In streiff’s world only conservatives are allowed the moral harangue, because only conservatives are moral in essence.  Obviously, there are liberals who believe that liberals are moral in ways that conservatives are not.  And – as the Duckworth episode shows – most conservatives are easily capable of seeing moral authority in non-conservatives.  But the essence of modern American conservatism consists of these notions: that all issues are moral issues, that all social and political problems can only be addressed by the sufficiently forceful application of simple moral principles, that only morally correct individuals have both the moral clarity and the moral strength to impose those principles, and that moral correctness is itself an essential part of an individual.  Put simply, only a good man knows what’s good.  To the kind of moral simpleton such as streiff whose ideology is unqualified by any pragmatism or generosity – that is, to a constricted and thoughtless conservative – moral correctness and conservatism are the same thing.  To be a liberal is to have a blemished and polluted soul and no such degenerate can possibly be a moral authority.  Nothing can redeem a liberal, not love of country, not love of her fellow soldiers, not courage in face of unimaginable pain and suffering.  All of these are superficialities, distractions from the underlying evil essence that every liberal soul bears like the mark of Cain.

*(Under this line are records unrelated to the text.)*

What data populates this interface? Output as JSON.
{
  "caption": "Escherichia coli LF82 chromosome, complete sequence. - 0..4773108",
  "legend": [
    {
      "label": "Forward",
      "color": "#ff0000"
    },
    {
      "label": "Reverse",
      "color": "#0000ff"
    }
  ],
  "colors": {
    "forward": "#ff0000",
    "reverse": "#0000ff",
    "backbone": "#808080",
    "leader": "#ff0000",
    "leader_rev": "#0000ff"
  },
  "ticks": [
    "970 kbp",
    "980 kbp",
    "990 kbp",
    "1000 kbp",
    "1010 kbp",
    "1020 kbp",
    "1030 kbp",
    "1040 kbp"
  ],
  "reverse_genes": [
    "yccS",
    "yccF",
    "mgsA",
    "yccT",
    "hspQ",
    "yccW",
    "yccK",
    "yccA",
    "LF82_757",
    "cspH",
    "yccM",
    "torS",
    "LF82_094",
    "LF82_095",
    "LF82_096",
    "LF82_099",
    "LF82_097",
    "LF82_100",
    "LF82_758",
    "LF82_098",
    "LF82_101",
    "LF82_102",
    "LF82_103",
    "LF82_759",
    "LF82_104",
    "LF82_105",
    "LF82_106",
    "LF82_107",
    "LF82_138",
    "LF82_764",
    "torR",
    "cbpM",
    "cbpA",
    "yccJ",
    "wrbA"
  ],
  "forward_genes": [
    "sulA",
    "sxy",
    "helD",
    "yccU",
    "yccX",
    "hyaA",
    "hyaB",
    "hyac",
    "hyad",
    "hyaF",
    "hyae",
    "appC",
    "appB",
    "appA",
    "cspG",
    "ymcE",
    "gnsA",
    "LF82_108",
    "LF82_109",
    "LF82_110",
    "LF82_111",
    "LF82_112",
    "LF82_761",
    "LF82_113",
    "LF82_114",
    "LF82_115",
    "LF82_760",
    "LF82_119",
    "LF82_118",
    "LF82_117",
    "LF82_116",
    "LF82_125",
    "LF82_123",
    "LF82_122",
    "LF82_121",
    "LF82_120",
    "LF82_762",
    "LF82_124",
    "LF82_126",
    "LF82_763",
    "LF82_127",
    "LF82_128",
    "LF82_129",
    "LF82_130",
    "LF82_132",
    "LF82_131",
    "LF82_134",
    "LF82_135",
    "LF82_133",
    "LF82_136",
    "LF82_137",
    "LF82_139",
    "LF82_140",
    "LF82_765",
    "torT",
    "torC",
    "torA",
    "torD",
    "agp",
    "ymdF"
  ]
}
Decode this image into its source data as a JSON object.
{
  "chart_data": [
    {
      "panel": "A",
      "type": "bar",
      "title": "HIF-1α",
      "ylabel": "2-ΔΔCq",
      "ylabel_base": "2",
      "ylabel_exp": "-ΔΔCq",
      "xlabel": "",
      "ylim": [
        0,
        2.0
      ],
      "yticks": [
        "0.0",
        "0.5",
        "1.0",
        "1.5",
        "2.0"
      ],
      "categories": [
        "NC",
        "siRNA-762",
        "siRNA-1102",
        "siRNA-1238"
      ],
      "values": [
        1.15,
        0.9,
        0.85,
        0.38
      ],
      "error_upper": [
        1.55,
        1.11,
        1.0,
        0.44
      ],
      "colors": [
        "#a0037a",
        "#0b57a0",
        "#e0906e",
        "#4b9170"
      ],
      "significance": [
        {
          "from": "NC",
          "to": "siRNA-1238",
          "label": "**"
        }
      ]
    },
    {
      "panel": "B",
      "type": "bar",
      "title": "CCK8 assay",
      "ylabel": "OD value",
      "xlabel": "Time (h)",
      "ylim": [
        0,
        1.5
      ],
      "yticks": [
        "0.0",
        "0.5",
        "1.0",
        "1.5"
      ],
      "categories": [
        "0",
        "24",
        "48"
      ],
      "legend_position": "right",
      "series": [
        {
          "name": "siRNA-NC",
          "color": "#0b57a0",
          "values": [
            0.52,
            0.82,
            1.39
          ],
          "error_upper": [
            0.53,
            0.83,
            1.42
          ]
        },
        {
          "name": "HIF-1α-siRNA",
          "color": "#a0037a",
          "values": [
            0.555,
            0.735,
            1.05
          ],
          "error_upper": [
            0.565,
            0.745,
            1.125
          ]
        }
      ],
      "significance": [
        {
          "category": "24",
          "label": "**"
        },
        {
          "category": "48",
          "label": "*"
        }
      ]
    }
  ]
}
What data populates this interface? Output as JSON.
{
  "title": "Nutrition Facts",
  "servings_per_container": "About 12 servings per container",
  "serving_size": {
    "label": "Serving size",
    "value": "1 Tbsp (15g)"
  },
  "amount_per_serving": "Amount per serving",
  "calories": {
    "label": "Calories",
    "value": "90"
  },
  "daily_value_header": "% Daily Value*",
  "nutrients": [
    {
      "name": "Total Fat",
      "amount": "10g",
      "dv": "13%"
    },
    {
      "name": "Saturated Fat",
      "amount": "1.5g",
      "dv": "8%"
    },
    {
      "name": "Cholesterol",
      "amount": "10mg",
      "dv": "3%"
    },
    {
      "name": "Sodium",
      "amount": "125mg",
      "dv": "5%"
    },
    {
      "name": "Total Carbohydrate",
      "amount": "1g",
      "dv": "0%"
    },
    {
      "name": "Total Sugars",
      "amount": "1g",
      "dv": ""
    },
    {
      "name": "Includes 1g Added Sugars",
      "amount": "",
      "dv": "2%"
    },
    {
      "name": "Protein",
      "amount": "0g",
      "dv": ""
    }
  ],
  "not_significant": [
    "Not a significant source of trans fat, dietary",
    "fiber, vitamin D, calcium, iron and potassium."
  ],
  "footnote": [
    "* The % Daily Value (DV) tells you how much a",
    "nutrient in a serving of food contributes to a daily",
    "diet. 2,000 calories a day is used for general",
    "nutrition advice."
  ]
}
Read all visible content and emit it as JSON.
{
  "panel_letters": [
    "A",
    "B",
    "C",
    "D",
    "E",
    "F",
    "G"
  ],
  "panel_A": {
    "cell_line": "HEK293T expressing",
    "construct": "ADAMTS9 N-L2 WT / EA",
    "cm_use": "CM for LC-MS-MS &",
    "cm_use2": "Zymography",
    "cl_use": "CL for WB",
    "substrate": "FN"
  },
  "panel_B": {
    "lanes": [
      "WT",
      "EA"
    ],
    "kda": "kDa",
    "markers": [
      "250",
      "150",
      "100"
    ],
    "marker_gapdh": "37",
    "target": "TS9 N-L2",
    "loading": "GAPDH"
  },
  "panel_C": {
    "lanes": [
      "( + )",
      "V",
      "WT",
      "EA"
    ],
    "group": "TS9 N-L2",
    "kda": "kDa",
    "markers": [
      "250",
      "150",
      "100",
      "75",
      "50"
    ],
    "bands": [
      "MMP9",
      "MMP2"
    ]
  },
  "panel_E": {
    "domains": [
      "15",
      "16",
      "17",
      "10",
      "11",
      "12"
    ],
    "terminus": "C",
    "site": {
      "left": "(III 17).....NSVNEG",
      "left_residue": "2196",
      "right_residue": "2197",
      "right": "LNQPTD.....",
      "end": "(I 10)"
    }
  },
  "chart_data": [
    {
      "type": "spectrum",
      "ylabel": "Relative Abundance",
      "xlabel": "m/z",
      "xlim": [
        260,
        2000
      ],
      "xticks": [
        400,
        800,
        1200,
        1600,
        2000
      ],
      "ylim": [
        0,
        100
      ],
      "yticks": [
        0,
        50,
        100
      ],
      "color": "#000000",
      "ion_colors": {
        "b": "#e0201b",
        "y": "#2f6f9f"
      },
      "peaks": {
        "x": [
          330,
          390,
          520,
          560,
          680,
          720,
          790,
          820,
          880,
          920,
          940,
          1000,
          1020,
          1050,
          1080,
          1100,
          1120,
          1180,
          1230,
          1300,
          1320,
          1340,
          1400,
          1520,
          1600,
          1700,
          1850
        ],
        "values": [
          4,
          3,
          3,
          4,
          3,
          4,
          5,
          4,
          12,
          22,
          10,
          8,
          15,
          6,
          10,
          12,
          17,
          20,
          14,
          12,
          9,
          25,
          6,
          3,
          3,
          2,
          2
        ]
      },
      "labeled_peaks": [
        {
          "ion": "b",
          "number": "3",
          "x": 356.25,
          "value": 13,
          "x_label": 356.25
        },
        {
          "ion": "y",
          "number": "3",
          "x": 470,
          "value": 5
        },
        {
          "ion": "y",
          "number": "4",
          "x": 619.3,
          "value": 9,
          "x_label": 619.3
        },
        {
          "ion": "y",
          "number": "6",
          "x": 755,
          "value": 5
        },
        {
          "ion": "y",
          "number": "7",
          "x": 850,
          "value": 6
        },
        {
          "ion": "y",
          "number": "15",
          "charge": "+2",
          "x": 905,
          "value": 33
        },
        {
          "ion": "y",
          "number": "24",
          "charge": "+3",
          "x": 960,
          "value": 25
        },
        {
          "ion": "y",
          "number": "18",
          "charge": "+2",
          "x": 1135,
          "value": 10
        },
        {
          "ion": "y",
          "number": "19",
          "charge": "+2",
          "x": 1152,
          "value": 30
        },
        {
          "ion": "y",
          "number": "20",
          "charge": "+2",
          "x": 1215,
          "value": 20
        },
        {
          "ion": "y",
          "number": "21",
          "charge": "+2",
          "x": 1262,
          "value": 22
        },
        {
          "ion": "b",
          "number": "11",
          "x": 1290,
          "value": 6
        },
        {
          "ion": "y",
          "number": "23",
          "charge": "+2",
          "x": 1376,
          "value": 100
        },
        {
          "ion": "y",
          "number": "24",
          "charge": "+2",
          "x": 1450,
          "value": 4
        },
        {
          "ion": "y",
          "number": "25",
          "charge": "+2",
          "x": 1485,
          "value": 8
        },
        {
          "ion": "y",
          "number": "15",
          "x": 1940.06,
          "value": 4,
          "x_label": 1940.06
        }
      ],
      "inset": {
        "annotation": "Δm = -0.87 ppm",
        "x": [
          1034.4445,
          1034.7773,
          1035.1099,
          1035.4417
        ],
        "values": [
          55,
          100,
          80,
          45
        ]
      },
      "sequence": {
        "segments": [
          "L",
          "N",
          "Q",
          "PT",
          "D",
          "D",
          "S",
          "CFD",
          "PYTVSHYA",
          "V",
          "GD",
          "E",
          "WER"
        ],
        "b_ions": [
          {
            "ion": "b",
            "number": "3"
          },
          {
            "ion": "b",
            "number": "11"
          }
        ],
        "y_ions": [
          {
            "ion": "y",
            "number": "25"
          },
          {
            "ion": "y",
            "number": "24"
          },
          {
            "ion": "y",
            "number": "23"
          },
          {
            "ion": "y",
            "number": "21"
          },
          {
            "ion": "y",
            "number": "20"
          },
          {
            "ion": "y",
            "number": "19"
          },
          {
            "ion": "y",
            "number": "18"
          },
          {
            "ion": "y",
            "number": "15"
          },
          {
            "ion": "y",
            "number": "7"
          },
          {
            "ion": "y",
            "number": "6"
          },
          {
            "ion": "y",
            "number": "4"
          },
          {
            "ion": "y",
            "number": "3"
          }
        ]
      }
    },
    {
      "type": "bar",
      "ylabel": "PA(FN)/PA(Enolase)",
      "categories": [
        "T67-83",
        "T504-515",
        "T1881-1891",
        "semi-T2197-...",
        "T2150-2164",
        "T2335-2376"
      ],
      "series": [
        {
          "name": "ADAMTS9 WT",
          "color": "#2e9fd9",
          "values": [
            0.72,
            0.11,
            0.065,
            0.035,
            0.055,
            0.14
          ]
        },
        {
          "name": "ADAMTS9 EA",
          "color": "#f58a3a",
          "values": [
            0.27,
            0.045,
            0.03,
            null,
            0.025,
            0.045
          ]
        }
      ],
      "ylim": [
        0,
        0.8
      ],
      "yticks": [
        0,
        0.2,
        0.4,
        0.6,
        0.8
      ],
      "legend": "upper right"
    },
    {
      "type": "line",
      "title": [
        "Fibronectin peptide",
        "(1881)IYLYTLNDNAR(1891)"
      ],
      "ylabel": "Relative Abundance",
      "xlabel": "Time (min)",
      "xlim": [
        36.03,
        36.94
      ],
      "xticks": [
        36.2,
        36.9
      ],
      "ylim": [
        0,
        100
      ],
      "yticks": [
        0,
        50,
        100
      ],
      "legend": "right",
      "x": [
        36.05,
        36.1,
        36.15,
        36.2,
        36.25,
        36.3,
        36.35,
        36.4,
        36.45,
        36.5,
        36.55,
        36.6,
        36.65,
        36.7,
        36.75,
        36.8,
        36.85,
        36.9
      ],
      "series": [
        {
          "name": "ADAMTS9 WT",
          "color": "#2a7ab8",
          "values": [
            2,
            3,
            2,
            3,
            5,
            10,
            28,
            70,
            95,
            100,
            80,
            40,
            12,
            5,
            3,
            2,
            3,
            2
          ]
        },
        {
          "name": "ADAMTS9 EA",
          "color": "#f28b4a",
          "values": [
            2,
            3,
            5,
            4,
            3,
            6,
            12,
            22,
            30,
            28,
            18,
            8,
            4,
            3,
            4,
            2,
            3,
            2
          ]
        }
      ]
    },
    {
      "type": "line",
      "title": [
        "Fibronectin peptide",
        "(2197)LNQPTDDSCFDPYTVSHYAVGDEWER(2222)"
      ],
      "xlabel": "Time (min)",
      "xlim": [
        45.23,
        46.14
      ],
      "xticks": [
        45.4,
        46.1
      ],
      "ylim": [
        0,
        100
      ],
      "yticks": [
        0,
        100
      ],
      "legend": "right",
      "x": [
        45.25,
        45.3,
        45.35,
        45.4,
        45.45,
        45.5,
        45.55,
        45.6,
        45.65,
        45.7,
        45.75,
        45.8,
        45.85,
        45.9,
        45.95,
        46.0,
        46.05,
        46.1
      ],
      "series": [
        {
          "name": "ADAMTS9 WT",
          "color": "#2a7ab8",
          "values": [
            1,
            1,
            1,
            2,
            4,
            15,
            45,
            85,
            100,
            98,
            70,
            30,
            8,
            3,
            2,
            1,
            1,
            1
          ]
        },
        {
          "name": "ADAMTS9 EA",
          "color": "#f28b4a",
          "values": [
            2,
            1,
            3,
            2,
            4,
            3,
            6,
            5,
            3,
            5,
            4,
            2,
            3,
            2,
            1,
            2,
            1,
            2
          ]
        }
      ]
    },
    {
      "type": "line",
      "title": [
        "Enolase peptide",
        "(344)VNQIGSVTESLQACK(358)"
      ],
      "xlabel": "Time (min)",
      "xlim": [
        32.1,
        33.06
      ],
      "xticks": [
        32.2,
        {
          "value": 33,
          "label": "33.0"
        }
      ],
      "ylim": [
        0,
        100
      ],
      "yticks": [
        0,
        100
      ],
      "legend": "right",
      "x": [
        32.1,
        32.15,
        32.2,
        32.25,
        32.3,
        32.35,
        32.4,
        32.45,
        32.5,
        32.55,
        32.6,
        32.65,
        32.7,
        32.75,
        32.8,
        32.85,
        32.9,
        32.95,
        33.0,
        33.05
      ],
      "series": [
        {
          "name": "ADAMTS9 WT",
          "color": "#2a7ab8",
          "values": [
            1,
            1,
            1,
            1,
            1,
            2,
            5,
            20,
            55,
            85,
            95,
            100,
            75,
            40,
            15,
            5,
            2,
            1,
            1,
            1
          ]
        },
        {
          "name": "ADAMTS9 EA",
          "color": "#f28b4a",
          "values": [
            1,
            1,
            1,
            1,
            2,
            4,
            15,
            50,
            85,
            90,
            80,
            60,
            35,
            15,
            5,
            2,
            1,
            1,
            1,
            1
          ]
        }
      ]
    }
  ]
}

This is the ugly, distorted face of partisan hatred.  It fascinates because it’s such a pure specimen.  And it’s in such a widely read venue.  Liberals, of course, are just as capable as conservatives of being shrill rhetorical bullies and hacks – sadly, both sides amply demonstrate that every day.  But conservatives and liberals tend to bully in different ways, each befitting their natural ideological inclinations. When a liberal slips into the deep end he becomes an egalitarian crusader slaying the dragons of privilege and authority, or a captive of anarchic fantasies.  An extremist conservative sees all politics in terms of authority that must be respected; an extremist liberal denies that any authority deserves respect.  And liberalism, with its pragmatism and meliorism, can just as easily slide into anti-ideological extremism; it can become too ready to sacrifice means to ends, too dismissive of principle; it can become relativist and cynical. Excessive avoidance of idols can itself become idolatry.  But all extremism results from the same fault: the overpowering need to purify and simplify.  The fanatic discards mitigating and conflicting principles and facts and reduces the complexity of life to a single conviction; examples abound: “all politics is class warfare”, “the state must enforce God’s commands”, “nothing should constrain great individuals”.  The logic of fanaticism leads inevitably to seeing all dissidents as enemies of the one shining truth.  And when a fanatical American conservative reviles his opponent this is how his ideology demands he do so: he denies them any moral respect, no matter how well earned.

1 comment:

  1. Tom, nice post! Although, sort of shooting fish in a barrel, no? Anyhow, the one thing I might take exception to:

    "But the essence of modern American conservatism consists of these notions: that all issues are moral issues, that all social and political problems can only be addressed by the sufficiently forceful application of simple moral principles, that only morally correct individuals have both the moral clarity and the moral strength to impose those principles, and that moral correctness is itself an essential part of an individual."

    I'd say that's an overly broad statement. Conservatism has its factions and while your description might fit a certain sub-group, you've got your corporate welfare types that are nearly amoral, libertarians (yes, often very moralistic, but not the way you mean above), and so on.

    But, all in all, good stuff. Keep it coming.